Brian Buckley of FreeRepublic.com doesn't agree with Exley on much politically, but he does agree with him about the political power of the Internet. Conservative activists who frequent Free Republic organized and participated in demonstrations in 35 cities during the post-election period. One of their members digitally altered the Gore-Lieberman campaign logo to read "Sore Loserman". Visitors to Free Republic's web site downloaded the logo, hundreds placed it on plackards and bumper-stickers. "Sore Loserman" plackards were particularly visible in demonstrations in South Florida, where Free Republic members boast that their protests helped to end recounts that might have unfairly favored Al Gore.
Freelance cartoonist Mike Collins, 26, became an instant celebrity after creating a cartoon about the infamous "butterfly ballot" showing a straight line from Bush's name to his punch hole but a mess of squiggly lines leading to the punch holes of other candidates' names.
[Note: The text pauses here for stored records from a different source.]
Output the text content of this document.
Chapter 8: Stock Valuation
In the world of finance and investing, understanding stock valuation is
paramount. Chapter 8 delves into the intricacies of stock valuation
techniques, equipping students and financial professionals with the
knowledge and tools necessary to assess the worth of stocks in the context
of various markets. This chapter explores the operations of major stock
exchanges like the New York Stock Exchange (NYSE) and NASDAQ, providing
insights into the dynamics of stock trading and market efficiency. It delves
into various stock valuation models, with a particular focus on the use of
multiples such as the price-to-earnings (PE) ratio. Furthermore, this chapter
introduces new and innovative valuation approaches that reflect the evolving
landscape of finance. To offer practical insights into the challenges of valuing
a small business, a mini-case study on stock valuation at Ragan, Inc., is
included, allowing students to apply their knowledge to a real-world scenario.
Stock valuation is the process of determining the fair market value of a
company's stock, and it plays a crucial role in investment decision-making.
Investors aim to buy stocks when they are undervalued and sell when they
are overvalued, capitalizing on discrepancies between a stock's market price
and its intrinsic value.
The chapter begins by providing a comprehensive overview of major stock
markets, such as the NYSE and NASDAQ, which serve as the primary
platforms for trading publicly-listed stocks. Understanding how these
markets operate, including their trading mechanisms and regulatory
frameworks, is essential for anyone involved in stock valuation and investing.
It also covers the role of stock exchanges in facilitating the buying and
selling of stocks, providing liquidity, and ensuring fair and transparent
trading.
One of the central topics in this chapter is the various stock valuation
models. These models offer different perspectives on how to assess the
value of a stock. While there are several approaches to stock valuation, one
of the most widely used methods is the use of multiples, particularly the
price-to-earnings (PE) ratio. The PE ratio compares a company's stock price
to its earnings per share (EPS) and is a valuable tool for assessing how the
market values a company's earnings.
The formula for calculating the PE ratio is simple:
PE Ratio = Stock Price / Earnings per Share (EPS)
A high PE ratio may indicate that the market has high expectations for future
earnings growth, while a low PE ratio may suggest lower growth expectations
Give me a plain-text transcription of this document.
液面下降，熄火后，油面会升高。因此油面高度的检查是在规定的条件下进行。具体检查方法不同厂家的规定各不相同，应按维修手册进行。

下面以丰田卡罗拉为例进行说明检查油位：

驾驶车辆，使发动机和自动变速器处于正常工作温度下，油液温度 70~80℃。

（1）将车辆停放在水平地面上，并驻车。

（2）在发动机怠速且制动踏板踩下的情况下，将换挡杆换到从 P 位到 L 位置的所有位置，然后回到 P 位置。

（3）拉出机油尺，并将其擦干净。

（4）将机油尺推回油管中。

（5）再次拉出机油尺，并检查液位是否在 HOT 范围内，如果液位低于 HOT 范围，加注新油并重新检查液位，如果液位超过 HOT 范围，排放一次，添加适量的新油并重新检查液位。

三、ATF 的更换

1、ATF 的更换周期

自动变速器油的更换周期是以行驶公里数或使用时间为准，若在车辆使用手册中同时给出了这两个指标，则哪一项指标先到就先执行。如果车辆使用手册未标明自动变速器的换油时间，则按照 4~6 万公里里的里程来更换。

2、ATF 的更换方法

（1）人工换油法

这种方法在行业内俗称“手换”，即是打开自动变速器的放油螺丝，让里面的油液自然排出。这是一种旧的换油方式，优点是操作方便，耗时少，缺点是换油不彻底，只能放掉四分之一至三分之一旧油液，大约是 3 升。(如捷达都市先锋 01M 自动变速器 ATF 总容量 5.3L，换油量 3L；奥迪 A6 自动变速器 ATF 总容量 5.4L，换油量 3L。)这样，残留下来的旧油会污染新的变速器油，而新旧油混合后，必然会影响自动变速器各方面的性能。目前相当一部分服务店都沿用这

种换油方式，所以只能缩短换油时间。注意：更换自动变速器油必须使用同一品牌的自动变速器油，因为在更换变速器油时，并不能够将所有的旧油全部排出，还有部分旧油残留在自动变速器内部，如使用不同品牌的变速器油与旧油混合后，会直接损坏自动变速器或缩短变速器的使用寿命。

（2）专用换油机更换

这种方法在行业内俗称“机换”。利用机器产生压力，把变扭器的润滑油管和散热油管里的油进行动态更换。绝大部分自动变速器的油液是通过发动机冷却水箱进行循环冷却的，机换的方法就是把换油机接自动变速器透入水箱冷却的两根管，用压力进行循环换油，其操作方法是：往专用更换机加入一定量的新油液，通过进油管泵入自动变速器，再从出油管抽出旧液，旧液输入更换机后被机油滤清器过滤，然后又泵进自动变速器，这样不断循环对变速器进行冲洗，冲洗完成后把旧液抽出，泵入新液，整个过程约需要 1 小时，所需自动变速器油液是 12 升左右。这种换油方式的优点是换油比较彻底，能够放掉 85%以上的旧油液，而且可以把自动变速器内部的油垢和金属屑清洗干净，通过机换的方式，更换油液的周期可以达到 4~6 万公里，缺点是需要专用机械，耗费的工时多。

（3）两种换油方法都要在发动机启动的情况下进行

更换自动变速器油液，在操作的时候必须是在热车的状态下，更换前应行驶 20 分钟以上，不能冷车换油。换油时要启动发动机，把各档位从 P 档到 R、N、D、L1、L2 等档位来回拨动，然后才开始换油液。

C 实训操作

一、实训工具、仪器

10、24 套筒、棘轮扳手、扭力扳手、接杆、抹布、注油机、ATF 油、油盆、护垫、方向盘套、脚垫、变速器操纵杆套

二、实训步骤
He innocently sent it to 30 friends, who quickly forwarded it to their friends, who ultimately forwarded it to millions of people. He received congratulations from readers the world over. Collins initially made no money off the cartoon, but translated his instant fame into some instant t-shirt sales featuring the cartoon.
Through a web site, Vote With America.com, Citizens for True Democracy generated thousands of e-mails to electors urging them to vote for the winner of the popular vote.
Trustthepeople.com offered blank affidavits for Florida voters to sign if they believed their ballot was confusing. The site, set up by Democrats.com, which bills itself as "the first online community for America's 100 million Democrats" but is not affiliated with Democratic National Committee -- collected more than 5,000 affidavits. Democrats.com raised $20,000 online in just 36 hours for its campaign in Florida. Members are vowing not to forget the "stolen" election, and to demonstrate against Bush throughout his term.
"There has been a burst of activity comparable to the explosion of a supernova," observed Juan Williams, host of National Public Radio's Talk of the Nation. His show devoted an hour on November 28, 2000 to discussing the burgeoning role of the Internet in political activism.
"We've seen a big burst in activity since election day, especially in the number of 'citizen web sites,'" observed Steve Schneider of Net Election.org, a web site funded by foundations that monitored political web site activity throughout the 2000 election season. "The post-election actually galvanized people more than the election did," Schneider said. "2000 was a breakthrough year," he said. "We're seeing the rebirth of interactive politics," harkening back to the 19th century before mass media gatekeepers controlled the ideas that permeated the political process.